In over 40 years of litigating environmental and property rights cases on behalf of small and ordinary landowners across America, I have come to one inexorable conclusion: the erosion of property rights in America is a primary culprit for our housing crisis.

We all intuitively understand that property rights are the bulwark of our freedoms and democracy. Without rights in property, there would be little to stand between us and our government. If the government owned the traditional and online presses, could those presses speak out about government abuse? If churches were state-owned, would the government determine what is orthodox? And if the government could enter and seize private property with impunity, who would dare to look cross-eyed at a local potentate?

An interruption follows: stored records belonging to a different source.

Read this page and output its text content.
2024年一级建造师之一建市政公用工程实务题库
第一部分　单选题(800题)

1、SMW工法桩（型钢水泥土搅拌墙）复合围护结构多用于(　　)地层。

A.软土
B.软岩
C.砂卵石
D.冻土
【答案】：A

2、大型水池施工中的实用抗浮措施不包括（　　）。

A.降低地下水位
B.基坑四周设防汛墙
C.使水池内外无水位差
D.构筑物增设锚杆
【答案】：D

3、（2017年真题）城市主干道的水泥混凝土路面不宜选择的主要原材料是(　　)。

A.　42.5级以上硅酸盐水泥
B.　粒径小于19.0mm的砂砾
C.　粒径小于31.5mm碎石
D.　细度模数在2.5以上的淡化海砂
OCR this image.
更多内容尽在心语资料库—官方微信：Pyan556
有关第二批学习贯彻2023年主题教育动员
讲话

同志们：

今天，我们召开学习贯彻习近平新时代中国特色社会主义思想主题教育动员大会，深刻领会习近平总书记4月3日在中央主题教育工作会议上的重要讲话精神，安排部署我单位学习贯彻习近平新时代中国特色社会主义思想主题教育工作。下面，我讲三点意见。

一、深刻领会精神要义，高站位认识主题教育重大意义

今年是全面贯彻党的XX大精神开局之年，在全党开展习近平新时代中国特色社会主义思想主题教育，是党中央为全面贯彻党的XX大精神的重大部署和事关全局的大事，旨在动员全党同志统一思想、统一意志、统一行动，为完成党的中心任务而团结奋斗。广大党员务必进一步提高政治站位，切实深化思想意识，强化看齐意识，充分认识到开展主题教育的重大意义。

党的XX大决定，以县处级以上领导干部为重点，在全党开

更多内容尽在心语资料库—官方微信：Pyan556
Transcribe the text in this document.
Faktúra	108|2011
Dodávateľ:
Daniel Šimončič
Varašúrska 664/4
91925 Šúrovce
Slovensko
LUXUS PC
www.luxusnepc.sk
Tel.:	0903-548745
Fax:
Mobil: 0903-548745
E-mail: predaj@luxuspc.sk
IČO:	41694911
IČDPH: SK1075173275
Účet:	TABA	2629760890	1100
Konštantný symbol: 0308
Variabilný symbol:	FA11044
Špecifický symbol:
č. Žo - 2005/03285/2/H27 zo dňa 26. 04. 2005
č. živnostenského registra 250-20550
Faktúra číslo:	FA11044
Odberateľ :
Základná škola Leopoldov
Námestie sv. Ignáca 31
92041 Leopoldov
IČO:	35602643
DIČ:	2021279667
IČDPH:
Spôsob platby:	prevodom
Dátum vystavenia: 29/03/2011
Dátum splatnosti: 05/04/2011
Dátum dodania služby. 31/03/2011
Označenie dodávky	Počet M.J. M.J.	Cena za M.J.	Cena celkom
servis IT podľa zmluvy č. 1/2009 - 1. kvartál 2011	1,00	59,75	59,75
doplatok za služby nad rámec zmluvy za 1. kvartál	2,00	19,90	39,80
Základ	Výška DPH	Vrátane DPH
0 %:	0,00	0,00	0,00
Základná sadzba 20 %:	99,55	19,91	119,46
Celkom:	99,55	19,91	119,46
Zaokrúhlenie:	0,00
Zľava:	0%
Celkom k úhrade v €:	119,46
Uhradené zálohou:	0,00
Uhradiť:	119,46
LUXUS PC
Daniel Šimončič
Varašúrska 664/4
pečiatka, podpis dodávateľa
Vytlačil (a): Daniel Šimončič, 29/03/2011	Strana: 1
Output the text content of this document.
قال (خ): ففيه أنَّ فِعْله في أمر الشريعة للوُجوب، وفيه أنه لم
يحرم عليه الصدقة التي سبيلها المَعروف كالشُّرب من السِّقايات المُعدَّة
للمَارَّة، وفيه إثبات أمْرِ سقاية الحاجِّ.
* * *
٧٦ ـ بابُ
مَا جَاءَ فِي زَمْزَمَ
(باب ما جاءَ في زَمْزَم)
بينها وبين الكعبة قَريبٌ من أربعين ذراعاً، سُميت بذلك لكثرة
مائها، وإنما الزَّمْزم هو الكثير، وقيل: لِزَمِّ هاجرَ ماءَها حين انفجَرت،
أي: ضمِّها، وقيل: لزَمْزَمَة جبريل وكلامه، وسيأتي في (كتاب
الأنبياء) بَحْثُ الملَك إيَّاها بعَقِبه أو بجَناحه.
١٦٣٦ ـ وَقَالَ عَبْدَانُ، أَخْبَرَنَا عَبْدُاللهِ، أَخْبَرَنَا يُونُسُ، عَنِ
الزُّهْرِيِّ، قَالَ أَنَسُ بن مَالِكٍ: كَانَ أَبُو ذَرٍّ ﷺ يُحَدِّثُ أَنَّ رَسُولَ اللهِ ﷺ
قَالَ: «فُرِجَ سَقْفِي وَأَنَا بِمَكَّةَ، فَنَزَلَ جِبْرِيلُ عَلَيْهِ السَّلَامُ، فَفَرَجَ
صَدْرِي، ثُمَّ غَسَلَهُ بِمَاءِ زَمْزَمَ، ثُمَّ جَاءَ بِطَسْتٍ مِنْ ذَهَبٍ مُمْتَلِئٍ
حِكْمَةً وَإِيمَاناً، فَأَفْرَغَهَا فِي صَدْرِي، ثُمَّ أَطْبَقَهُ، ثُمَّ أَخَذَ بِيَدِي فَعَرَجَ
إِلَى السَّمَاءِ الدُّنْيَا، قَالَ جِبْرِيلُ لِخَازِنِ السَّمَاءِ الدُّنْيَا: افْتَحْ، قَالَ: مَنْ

But what is less understood is how much our rights in property have been diminished over the past century, and how much that diminishment has led to our escalating housing crisis. I wrote my book, Nowhere to Live: The Hidden Story of America’s Housing Crisis, to lay bare how we got ourselves into the mess we’re in and, hopefully, how we can get out of it. It is both a history of the stories behind the cases that have cabined our property rights and a call for the sort of reform we need that will once again allow us to build the homes that people need in the places they wish to live.

I trace, for example, the ugly history of zoning in America to an incident in Baltimore in 1910. When a Yale-educated attorney and his school-teacher wife decided to move into an upscale Baltimore neighborhood, the neighbors were not happy. Within days, local youths hurled rocks at his home, and every window was soon broken. The problem? The neighborhood was all white, while George McMechen and his family were all black. The mayor and a majority of the city council soon obliged the mob and passed the nation’s first zoning law. The new ordinance made it a crime for a black person to move into a majority white neighborhood. Laws like this became wildly popular in the southern and border states. But within a few years, the Supreme Court found the law unconstitutional because it deprived property owners of their right to sell to whom they pleased. But, alas, this victory for property rights proved to be short-lived.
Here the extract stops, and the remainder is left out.